The result surprised many. Libya's first free elections in four decades went to former Prime Minister Mahmoud Jibril's moderate Islamic alliance, which won 39 of 80 seats in parliament reserved for political parties. The Islamists, who expected a stronger victory, had to settle for less than half of those 80 seats.
Libyans not only surprised most observers. They also went against one of the main trends to take shape in the aftermath of rebellions throughout the Arab world, where balloting has repeatedly empowered Islamists.
Still, the July 2012 outcome in Libya hardly means the country's Islamists are fading into the political background. Time can only tell how Libya's parliament, which opens its first session Wednesday (08.08.12), takes shape.
Of the 200 seats in the body, 120 were reserved for candidates with no political affiliation. It is not yet clear how much these individuals share an affinity with the established parties, though.
The Muslim Brotherhood claims most parliamentarians will take their side.
"It is theoretically possible that the Islamists will win many independents over to their side," author and Libya expert Kurt Pelda told DW, "that they come to play a large role, if not the most important one in the national assembly."
Pelda added that former Prime Minister Jibril's alliance, which draws on a number of regional groups, also has good chances of establishing an influential position in parliament.
All the same, many Libyans feel stronger ties to their city or tribe than to political parties. Before self-styled revolutionary and deposed dictator Moammar Gadhafi came to power in a coup in 1969, the regions of Cyrenaica and Fezzan along with the capital Tripoli had strongly independent identities.
Under King Idris, Libya's first ruler, the country had a federal constitution. The three main areas earlier comprised an Italian colony, but had never made up a single unit before that.
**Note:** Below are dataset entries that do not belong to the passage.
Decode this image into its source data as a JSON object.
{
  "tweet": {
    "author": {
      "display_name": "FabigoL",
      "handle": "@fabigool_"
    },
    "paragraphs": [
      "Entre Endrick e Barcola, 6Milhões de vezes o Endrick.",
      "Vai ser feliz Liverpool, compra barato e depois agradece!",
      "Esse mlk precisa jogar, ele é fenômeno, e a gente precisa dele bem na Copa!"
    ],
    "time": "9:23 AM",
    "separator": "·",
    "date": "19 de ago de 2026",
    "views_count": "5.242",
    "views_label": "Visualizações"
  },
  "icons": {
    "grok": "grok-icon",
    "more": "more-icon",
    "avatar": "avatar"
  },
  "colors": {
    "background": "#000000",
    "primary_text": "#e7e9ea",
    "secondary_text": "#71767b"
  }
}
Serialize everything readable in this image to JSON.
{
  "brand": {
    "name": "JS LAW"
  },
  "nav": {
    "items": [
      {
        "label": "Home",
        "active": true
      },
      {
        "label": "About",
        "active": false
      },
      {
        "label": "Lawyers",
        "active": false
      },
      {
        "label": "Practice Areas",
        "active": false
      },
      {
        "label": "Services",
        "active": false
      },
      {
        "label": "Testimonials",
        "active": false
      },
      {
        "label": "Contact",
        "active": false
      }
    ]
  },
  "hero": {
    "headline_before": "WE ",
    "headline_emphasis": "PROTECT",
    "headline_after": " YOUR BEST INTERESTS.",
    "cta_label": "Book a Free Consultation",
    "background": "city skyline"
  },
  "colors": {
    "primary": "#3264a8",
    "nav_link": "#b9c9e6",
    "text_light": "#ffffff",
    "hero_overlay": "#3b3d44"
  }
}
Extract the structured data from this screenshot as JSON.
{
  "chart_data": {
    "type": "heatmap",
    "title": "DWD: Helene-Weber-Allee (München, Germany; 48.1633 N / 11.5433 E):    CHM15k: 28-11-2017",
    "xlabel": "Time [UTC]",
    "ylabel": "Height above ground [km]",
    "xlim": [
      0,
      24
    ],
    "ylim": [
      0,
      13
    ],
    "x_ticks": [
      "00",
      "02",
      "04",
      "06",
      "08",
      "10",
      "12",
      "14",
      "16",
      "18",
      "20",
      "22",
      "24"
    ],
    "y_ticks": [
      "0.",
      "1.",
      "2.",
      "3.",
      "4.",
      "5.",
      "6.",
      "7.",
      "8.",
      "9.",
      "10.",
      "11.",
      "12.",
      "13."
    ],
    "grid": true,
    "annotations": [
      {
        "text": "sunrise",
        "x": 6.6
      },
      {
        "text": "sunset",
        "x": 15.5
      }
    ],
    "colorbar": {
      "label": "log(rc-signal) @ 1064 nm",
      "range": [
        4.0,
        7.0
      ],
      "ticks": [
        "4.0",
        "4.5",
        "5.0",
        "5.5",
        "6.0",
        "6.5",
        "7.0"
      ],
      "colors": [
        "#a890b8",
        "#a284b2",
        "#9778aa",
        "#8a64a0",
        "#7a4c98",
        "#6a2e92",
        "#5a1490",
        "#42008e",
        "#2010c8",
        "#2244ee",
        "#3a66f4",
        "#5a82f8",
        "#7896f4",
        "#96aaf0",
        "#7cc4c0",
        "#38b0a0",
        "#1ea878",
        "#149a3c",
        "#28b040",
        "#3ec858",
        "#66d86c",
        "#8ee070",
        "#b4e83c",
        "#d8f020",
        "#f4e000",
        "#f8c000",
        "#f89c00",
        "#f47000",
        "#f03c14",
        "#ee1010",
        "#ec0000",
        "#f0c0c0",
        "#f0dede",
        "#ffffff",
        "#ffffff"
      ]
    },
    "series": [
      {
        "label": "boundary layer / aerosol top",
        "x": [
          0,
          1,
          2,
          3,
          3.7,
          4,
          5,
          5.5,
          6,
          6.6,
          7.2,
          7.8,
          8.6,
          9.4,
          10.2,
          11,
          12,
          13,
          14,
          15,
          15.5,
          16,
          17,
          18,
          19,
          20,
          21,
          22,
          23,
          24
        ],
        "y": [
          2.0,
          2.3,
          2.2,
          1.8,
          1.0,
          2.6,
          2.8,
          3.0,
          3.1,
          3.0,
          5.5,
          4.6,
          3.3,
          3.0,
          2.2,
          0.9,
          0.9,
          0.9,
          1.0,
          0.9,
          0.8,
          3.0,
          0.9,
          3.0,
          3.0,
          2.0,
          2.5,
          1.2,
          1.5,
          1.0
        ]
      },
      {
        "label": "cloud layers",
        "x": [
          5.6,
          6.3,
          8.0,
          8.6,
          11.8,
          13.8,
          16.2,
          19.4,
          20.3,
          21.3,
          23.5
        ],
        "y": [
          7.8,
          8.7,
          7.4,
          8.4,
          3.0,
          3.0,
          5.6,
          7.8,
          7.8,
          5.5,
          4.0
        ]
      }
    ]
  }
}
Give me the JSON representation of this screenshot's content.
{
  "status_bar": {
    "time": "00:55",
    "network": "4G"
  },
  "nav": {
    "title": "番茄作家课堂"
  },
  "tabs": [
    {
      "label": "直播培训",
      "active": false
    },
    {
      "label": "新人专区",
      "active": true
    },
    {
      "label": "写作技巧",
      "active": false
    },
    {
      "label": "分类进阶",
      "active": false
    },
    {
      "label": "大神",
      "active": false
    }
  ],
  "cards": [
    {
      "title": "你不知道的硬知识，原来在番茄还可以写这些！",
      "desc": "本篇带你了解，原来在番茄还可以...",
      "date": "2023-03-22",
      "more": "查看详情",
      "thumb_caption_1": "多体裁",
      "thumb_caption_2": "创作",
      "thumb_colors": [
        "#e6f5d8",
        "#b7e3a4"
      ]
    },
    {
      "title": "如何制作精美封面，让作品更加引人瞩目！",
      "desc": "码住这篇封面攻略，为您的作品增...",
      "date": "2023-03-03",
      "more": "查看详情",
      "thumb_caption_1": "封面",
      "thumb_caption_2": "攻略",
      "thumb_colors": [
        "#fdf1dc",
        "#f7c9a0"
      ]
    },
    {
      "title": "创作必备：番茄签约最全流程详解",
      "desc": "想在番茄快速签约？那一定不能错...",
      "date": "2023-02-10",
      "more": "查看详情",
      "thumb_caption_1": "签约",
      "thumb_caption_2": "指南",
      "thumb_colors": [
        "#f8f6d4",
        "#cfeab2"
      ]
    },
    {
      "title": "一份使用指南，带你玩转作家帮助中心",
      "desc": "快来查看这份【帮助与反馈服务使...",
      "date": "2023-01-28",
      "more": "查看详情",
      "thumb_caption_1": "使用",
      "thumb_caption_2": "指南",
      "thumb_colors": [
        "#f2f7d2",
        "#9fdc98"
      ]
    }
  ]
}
Gadhafi's home city of Sirte as well as the national capital Tripoli were the chief beneficiaries of his rule. Meanwhile, eastern Cyrenaica and its capital Benghazi were neglected. It is no coincidence that the Libyan revolution broke out there in February 2011, and that Benghazi served as capital for the revolutionary government until the fall of Tripoli.
Since the fall of Gadhafi, demands for greater autonomy are growing in Cyrenaica amid concerns the region is losing out to Tripoli. Politicians are yet to seriously propose either a federalist system for the country or full independence for Cyrenaica. Still, the new parliament along with the government in Tripoli will have to take care not to make people both in Cyrenaica and the south of the country feel left out.
Many regions and groups in Libya have their own militias, making it hard for the central government to enforce their claims to exclusive military power in the country. An additional difficulty is that the Libyan army broke up during the civil war.
One of the new government's biggest challenges will be putting the militias under control and integrating the tens of thousands of irregular forces in the country.
"The disarming of armed groups is important for security in the country," Said Laswad, editor-in-chief of the Tripoli Post, told DW.
Libya also faces many economic problems, even though almost as much oil has been produced there in recent months as during peak periods before the civil war.
"Quotas are being met at the cost of supporting and investing in" vital infrastructure, said Pelda. "Something has to happen now, otherwise, Libya's crude oil industry will soon crash again."
In addition to repairing damage from the war, Libya essentially needs to build a new economy. Infrastructure was highly neglected under Gadhafi's rule.
"Forty-two years under Gadhafi's rule have wreaked havoc in the country at every level," said Laswad.
The parliament's first tasks include installing a new prime minister, deciding whether to move in a federalist or decentralized direction, and push-starting economic development. The body also needs to address the role of Islam and Sharia law in the country, figure out how to deal with Gadhafi's former supporters, and pass new laws. Not least of all, Libya's parliament has to plan a new round of ballots to vote on the constitution once that is drafted.
Fulfilling Libyans' expectations for more security, jobs and prosperity will not be easy. Yet Libyan voters and politicians have already surprised the skeptics over the past year and a half. They may well surmount the formidable challenges ahead of them.